Однако это «завтра» никак не наступало, ибо каждое утро он постоянно уходил с головой в работу.
Однажды вечером он вышел из дома, собираясь отправиться на прогулку. Внезапно он замер в глубоком раздумье.
Мальчик по имени Франц Грильпарцер[55], живший с Бетховеном в одном коридоре, испуганно наблюдал за ним из воротной ниши.
— Франц...
— Да, господин ван Бетховен?
— Как у нас дела, Франц? — Он горько усмехнулся. — Опять небось сочинил что-нибудь?
— Нет, господин ван Бетховен.
— Можешь утешить себя тем, что у меня пока тоже ничего не получается. Спокойного тебе сна, Франц. Мне же предстоит долгая дорога. До Вены путь не близок.
— Как, вы хотите прямо ночью отправиться в Вену?

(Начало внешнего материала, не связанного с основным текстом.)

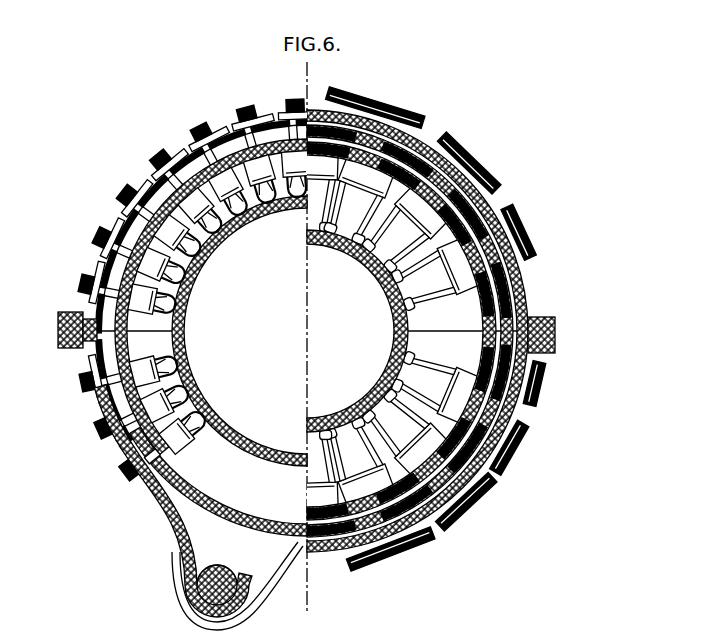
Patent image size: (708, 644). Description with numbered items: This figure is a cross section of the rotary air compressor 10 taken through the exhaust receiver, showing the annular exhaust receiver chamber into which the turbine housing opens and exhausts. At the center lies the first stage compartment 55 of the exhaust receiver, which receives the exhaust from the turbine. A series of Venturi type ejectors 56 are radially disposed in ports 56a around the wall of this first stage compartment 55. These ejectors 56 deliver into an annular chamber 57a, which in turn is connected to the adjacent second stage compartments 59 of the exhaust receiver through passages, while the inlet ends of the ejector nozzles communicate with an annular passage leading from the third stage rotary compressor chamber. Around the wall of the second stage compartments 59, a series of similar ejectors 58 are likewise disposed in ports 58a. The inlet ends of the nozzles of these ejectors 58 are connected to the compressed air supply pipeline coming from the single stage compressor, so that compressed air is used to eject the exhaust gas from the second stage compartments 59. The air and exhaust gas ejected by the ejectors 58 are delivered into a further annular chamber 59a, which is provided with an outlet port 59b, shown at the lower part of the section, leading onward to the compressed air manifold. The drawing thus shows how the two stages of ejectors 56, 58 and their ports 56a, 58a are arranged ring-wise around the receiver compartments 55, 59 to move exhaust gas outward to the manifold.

The dynamoelectric machine 10 is at (350, 112).
The first stage compartment 55 is at (458, 317).
The Venturi type ejectors 56 is at (448, 178).
The ports 56a is at (520, 393).
The annular chamber 57a is at (470, 432).
The ejectors 58 is at (190, 143).
The ports 58a is at (112, 404).
The second stage compartments 59 is at (143, 338).
The annular chamber 59a is at (213, 533).
The outlet port 59b is at (220, 587).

Вместо ответа Бетховен махнул на прощанье рукой. Вскоре он вышел на просёлочную дорогу и словно растворился в сгущавшихся сумерках.
Минула полночь, когда он, наконец, с нетерпением дёрнул за шнур колокольчика. Немного подождав, он, словно нетерпеливый студент, принялся выбивать тростью искры из булыжной мостовой.

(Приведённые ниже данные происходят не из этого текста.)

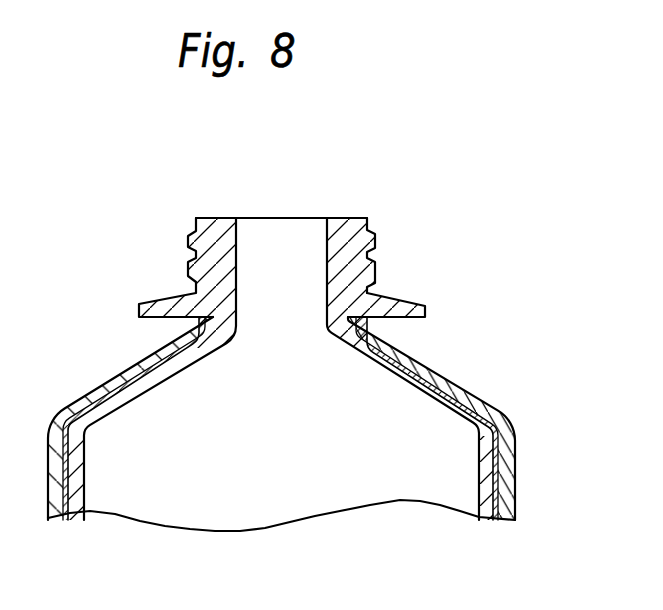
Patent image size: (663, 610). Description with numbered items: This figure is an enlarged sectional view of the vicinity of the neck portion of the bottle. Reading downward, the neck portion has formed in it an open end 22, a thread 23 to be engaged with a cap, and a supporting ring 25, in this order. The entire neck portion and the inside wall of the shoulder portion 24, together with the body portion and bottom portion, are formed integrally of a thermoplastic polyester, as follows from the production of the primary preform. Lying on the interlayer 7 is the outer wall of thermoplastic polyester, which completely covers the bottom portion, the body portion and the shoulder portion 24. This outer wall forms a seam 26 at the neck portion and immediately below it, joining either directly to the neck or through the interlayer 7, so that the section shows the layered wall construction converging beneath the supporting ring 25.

The open end 22 is at (352, 217).
The thread 23 is at (377, 237).
The supporting ring 25 is at (415, 304).
The shoulder portion 24 is at (458, 375).
The seam 26 is at (393, 342).
The interlayer 7 is at (515, 453).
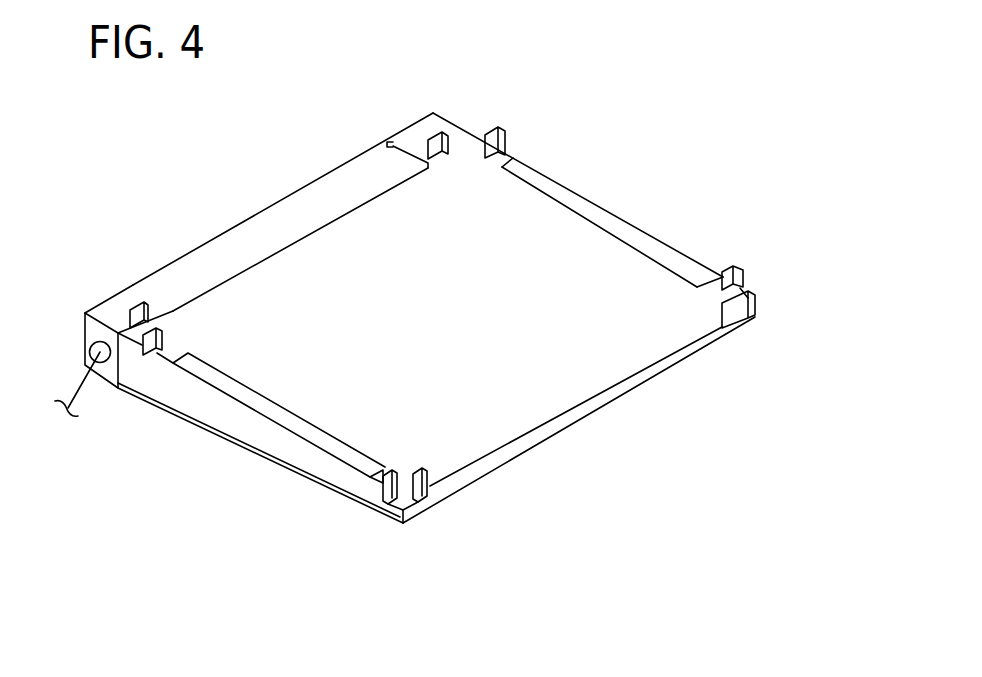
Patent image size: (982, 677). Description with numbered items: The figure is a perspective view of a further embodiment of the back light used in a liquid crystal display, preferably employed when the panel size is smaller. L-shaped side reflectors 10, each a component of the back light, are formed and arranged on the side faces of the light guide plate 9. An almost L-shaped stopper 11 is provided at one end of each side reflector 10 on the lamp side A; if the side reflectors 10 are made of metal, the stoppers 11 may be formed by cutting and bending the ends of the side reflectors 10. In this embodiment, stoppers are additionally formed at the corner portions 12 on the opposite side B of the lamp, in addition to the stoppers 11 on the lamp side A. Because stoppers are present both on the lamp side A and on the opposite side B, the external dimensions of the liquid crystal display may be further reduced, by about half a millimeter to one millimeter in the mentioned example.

The light guide plate 9 is at (447, 326).
The side reflector 10 is at (414, 318).
The stopper 11 is at (315, 225).
The corner portion 12 is at (599, 418).
The lamp side A is at (283, 208).
The opposite side of the lamp B is at (579, 420).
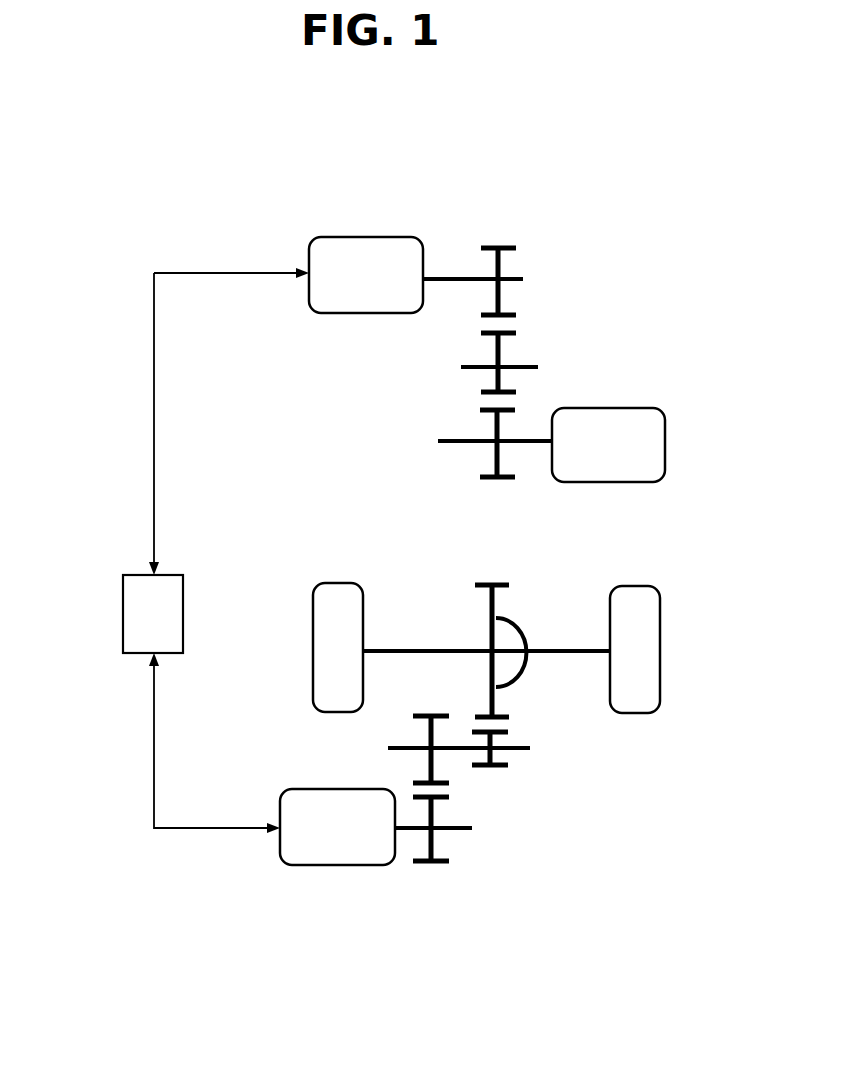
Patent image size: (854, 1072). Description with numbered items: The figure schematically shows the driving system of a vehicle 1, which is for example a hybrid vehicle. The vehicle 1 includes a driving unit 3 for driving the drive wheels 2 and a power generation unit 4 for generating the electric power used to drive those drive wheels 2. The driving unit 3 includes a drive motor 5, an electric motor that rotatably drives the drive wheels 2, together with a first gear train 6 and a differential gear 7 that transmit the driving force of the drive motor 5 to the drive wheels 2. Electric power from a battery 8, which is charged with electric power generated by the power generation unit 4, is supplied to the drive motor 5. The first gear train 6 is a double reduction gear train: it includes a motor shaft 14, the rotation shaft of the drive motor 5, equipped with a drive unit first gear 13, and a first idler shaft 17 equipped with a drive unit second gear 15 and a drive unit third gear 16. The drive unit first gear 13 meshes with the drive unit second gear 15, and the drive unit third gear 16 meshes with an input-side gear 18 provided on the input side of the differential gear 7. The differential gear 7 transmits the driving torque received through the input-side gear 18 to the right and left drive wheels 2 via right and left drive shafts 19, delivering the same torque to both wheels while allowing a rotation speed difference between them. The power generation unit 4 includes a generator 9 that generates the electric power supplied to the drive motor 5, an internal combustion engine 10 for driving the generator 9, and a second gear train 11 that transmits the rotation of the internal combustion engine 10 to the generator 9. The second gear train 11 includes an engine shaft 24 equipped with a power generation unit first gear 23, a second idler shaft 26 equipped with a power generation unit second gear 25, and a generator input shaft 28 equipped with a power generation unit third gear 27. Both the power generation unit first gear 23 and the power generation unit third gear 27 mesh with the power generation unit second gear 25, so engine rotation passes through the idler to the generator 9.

The vehicle 1 is at (126, 250).
The drive wheels 2 is at (313, 612).
The driving unit 3 is at (450, 819).
The power generation unit 4 is at (508, 362).
The drive motor 5 is at (322, 866).
The first gear train 6 is at (378, 766).
The differential gear 7 is at (510, 622).
The battery 8 is at (123, 612).
The generator 9 is at (376, 237).
The internal combustion engine 10 is at (665, 440).
The second gear train 11 is at (417, 360).
The drive unit first gear 13 is at (443, 862).
The motor shaft 14 is at (408, 827).
The drive unit second gear 15 is at (445, 785).
The drive unit third gear 16 is at (493, 768).
The first idler shaft 17 is at (410, 748).
The input-side gear 18 is at (505, 718).
The drive shafts 19 is at (400, 651).
The power generation unit first gear 23 is at (505, 480).
The engine shaft 24 is at (438, 440).
The power generation unit second gear 25 is at (512, 391).
The second idler shaft 26 is at (461, 367).
The power generation unit third gear 27 is at (512, 314).
The generator input shaft 28 is at (443, 281).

Наконец дверь открылась. Правой рукой доктор Шмид кое-как запахнул халат, а левой поднёс светильник к лицу незваного гостя.
— Это вы, Бетховен?
Тот ловко крутанул трость и подчёркнуто вежливо снял шляпу.
— Примите уверения в совершеннейшем моём почтении к вашим знаниям, доктор. На этот раз вы поставили превосходный диагноз.
— Что-нибудь случилось?
— Да нет, я просто пришёл к вам с прощальным визитом, ибо я совершенно здоров. Остаётся лишь рассчитаться с вами. За ночной визит, естественно, полагается повышенная плата.
Он прошёл в кабинет. Доктор Шмид проследовал за ним, качая головой.
— Вы сегодня такой...
— Какой? Слишком развязный?
— Если так можно выразиться... С кем вы общались? С этим полоумным бароном фон Цмескалем?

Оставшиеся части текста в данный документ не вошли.